C'est un printemps tumultueux pour le Parti socialiste (PS), où la présidentielle de 2027 soulève d'ores et déjà des passions. Le député des Landes, Boris Vallaud, également président du groupe PS à l'Assemblée, a récemment dénoncé un manque de transparence au sein du parti. Mardi soir, lui et plusieurs alliés, dont Nicolas Mayer-Rossignol, maire de Rouen, ont quitté le bureau national du PS pour exprimer leur désaccord avec le premier secrétaire, Olivier Faure.
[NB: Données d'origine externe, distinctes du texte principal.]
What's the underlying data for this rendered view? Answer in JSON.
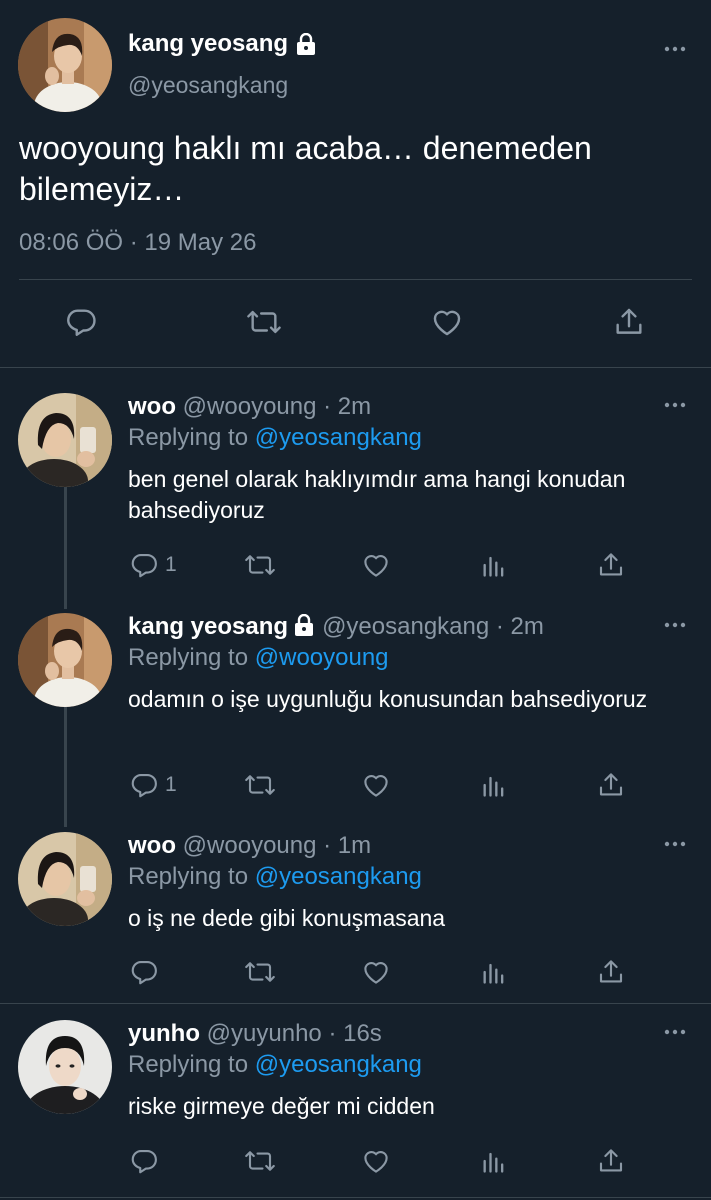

Au cœur de cette fronde se trouve le refus d'Olivier Faure de soumettre au vote une proposition de Vallaud, qui vise à ce que les militants choisissent leur candidat d'ici à la fin juin. L'enjeu dépasse le simple choix du candidat : il s'agit également de déterminer la stratégie — soit une primaire, soit la création d'une coalition, comme Vallaud l'envisage. Ses partisans soulignent l'urgence de ce débat, indiquant qu'il n'y a eu aucune concertation sur le processus électoral depuis près de dix mois.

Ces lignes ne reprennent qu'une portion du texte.